Fritz Leonhardt zählt weltweit zu den berühmtesten Bauingenieuren des 20. Jahrhunderts. Ihm sind unter Anderem entscheidende Entwicklungen im Brückenbau zu verdanken. Eine Vorreiterrolle spielte er beim Bau des Stuttgarter Fernsehturmes (1953 bis 1956). Zahlreiche weitere Türme in Deutschland, unter anderem der Fernsehturm in Hamburg wurden von ihm und seinem Büro realisiert.
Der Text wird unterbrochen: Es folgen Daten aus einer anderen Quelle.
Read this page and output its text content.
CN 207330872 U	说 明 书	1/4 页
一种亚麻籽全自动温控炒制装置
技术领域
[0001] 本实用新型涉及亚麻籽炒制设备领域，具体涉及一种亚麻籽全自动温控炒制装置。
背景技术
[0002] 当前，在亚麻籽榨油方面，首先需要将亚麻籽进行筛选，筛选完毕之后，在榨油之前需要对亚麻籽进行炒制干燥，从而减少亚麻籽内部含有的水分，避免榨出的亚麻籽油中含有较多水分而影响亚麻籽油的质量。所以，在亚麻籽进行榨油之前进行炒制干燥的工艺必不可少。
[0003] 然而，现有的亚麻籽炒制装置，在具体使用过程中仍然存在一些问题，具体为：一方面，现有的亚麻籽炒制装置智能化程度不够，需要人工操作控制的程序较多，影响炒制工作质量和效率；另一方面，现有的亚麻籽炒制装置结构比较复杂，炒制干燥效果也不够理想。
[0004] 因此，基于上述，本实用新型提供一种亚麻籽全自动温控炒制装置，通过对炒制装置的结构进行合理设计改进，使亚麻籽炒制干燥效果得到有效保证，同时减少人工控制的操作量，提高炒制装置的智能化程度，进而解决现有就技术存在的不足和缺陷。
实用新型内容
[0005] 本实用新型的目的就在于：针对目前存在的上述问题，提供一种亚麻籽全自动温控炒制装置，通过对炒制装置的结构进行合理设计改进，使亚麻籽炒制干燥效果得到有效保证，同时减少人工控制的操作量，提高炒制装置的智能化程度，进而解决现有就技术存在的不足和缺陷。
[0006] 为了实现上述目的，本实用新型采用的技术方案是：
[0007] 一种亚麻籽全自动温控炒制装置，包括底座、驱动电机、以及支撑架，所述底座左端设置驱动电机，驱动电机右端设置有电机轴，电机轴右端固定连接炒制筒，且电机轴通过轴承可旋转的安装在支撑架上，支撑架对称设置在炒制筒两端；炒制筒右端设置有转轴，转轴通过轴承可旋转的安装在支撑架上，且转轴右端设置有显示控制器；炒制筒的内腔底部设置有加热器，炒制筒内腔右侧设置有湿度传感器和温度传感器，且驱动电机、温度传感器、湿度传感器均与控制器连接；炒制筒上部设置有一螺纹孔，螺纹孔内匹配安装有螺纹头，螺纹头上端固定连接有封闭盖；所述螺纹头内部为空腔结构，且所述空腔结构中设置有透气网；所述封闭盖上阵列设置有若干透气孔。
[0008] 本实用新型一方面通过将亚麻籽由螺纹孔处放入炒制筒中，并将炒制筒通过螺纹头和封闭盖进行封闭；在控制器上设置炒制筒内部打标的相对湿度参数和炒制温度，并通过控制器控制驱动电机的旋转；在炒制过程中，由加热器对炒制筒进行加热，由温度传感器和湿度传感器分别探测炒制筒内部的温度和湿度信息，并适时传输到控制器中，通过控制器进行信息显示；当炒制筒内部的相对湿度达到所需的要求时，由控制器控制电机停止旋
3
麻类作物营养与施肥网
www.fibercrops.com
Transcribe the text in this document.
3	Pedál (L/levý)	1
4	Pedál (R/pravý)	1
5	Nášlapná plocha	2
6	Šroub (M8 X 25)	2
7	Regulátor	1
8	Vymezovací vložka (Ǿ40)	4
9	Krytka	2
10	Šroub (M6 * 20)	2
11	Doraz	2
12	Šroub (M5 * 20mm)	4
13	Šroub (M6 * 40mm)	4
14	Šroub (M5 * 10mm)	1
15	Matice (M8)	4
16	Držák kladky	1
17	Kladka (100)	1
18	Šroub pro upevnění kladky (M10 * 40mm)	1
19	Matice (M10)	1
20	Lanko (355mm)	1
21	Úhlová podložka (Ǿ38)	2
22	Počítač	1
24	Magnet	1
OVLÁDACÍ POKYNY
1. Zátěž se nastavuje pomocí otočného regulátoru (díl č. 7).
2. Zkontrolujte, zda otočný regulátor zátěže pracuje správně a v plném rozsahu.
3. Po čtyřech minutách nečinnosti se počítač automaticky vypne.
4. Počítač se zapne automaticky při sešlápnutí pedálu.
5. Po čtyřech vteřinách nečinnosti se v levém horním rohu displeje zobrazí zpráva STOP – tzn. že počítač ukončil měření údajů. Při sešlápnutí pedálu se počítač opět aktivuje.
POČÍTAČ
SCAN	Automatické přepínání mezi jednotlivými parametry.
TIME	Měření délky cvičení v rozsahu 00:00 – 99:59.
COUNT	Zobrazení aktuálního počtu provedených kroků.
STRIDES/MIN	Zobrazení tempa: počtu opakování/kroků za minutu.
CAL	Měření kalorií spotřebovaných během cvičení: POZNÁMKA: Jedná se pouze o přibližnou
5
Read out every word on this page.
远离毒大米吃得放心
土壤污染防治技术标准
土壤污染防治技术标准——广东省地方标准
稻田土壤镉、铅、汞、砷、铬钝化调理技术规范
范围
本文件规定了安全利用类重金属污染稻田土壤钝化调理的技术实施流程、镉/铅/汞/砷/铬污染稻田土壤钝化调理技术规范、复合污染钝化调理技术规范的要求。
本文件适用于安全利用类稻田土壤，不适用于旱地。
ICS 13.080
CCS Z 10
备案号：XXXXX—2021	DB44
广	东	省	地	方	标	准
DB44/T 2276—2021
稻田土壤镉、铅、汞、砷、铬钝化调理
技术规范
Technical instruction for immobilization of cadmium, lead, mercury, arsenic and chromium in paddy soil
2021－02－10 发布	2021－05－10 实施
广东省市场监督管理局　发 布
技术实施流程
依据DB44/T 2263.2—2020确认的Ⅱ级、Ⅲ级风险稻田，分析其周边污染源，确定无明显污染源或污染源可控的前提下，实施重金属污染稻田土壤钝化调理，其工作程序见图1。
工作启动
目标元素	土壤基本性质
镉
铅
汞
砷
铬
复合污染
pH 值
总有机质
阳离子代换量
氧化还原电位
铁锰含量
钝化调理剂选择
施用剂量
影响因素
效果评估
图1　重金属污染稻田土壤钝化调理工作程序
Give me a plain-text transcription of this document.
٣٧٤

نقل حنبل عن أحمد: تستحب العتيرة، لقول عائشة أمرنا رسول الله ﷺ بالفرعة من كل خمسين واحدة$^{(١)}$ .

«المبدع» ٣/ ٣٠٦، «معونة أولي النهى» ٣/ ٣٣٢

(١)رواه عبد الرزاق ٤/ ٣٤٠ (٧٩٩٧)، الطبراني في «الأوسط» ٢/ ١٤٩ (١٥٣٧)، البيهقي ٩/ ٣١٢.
Die Ausstellung, die zunächst bis Ende Juli in Stuttgart zu sehen ist, ist in einen biografischen und einen bautechnischen Teil gegliedert. Der biografische Abschnitt widmet sich in chronologischer Abfolge seinem Werdegang. Geboren 1909, wächst Fritz Leonhardt in Stuttgart auf. Den ersten direkten Kontakt zur Baubranche (sein Vater ist Architekt) hat er nach dem Abitur beim Praktikum in einem Architekturbüro. Er entscheidet sich aber für das Bauingenieurswesen und studiert ab 1927 an der Universität Stuttgart. Während seiner Studienzeit macht Leonhardt Praktika und einen Studienaustausch in den USA. Sein Onkel ist auf der Großbaustelle der Golden Gate-Bridge in San Fransisco beschäftigt. Besuche und technische Auseinandersetzungen mit der Konstruktion sind auch ein Grund dafür, dass der Brückenbau seine Passion wird.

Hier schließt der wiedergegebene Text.